All-Internet broadcaster that has turned the conventional rules about radio upside down
Report on Business
“Sometimes sappy, sometimes happy,” says the Web-page pitch for Brent Ingalls’s Internet radio show dedicated to the best love songs of the ’70s through the ’90s. Ingalls and fellow broadcasters Adonica Joette of the Astrology Hour and Allan Holender of the Home Biz Show are heard around the world on Vancouver-based DENradio, an all-Internet broadcaster that has turned the conventional rules about radio upside down. Suddenly, the costs and audience numbers and reach are about a whole new world, albeit a little bitty one.
The glory of Internet radio is delivery costs. Whereas $1,000 to $4,000 might get your weekly one-hour show distributed over the air, it costs just $60 via the Internet, thanks to elimination of over-the-air broadcasting and satellite up-links. The downside: We’re talking audiences that wouldn’t fill a church basement. DENradio’s most popular show, Tom Lucas’s Retro-Rock Request Show, pulls 400 people at a time. “This is narrowcasting; we’re not fooling anybody,” says Hugh Dobbie, president of Interactive Netcasting Systems Inc (INSINC).
“We’re not hitting all 50 million Net users, but nobody is. The Net is full of narrow markets.” But, says Dobbie, his station’s listeners stay, browse pages and interact with the host via chat rooms.

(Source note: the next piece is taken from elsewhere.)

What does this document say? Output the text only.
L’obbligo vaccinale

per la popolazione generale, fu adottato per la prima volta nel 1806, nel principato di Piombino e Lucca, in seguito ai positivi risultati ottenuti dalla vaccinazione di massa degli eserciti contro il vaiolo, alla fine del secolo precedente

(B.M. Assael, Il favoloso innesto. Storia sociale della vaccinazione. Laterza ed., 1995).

It is not unusual for, say, Chris Lindgren of European Connection to greet listeners by name when they drop by the Internet site.
“We can tell you exactly who is listening, where they are and how long they stay. Try that with conventional radio.”
Audiences for the Vancouver station’s programs are a global mix: South Korea, the United States, France, Britain and the Caribbean.
Dobbie is beginning to put up advertising on the Website. The going rate is a pittance – $30 to $50 per thousand listeners – but he’s making money through repackaging the station’s professional-quality original programming and syndicating it to conventional radio stations. He admits the business is not wildly profitable, but it is intensely exciting in the new ground it’s breaking.
Interactive Netcasting has already made forays into Internet Television, including a behind-the-scenes feature at last spring’s Juno Awards and coverage of the Banff Television Festival.
For Dobbie, the next step is to build an Internet-protocol broadcasting network in partnership with AT&T Canada, onto which anyone, anywhere, with very little money, can mount their own radio or TV show.